For musician Suki Waterhouse, 2024 was nothing short of epic. The “Model, Actress, Whatever” songwriter, an Angelo by way of London, made her Coachella debut in May before going on to open for Taylor Swift’s Eras tour at Wembley Stadium, and then embarked on a North American tour of her own to celebrate the release of her second studio album: Memoir of a Sparklemuffin.

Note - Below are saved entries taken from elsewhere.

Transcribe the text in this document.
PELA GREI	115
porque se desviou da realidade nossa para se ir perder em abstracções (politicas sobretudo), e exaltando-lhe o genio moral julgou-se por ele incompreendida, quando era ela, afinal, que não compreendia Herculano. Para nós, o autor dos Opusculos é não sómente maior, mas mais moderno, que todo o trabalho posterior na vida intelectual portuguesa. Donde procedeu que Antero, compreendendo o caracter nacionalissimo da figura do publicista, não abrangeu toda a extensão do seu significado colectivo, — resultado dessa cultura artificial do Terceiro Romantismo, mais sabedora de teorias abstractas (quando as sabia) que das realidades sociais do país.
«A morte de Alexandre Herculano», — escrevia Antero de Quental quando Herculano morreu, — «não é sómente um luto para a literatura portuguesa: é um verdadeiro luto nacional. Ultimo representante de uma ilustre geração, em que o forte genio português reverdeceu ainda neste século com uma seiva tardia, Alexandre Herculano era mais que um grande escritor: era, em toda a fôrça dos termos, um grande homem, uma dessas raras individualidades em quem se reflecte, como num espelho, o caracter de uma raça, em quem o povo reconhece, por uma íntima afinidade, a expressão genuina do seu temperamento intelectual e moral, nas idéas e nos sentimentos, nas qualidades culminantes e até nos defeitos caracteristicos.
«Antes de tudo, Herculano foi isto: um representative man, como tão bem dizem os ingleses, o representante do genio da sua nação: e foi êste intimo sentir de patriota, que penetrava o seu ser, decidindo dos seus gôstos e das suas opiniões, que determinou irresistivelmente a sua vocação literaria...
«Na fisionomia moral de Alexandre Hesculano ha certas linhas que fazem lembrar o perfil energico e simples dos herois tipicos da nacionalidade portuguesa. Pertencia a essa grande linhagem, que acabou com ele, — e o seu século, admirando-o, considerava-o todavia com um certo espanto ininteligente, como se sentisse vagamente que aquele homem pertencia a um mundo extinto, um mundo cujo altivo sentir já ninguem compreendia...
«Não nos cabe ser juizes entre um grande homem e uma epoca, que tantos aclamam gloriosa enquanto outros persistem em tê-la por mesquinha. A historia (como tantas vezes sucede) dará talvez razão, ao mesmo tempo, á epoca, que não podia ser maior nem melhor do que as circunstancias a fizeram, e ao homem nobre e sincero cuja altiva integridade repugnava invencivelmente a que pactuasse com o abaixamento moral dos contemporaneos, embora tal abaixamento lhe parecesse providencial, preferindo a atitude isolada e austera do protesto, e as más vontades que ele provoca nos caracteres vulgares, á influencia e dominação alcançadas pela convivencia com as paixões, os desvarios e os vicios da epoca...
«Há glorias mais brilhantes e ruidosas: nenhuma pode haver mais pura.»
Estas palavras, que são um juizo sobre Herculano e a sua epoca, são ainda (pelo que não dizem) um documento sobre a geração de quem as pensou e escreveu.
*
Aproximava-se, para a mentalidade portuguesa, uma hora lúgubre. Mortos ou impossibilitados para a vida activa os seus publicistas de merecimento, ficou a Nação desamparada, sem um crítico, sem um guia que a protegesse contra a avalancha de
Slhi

The follow-up to her 2022 debut, I Can’t Let Go, saw the performer and songwriter embrace a more rock-forward sound and stage presence, with Waterhouse even calling the album’s lead single, Supersad, “an ode to extreme messiness.” It follows, then, that for Waterhouse’s 24-stop tour, she and creative director Emilie Richard-Froozan sought to think outside the confines of pop convention. “She really wanted it to go hard,” recalls lighting and production designer Jonny Kingsbury of design studio Cour, who worked closely with Waterhouse on her Coachella performance.
When it came to concepting for the Sparklemuffin tour, which takes its name from an Australian man-eating peacock spider that embodied Waterhouse’s idea of artistic metamorphosis, they kicked things up a few notches. “Suki was like, I want it to feel epic, I want it to be strobing,” says Kingsbury. “The Sparklemuffin world is this dream ethereal disco.”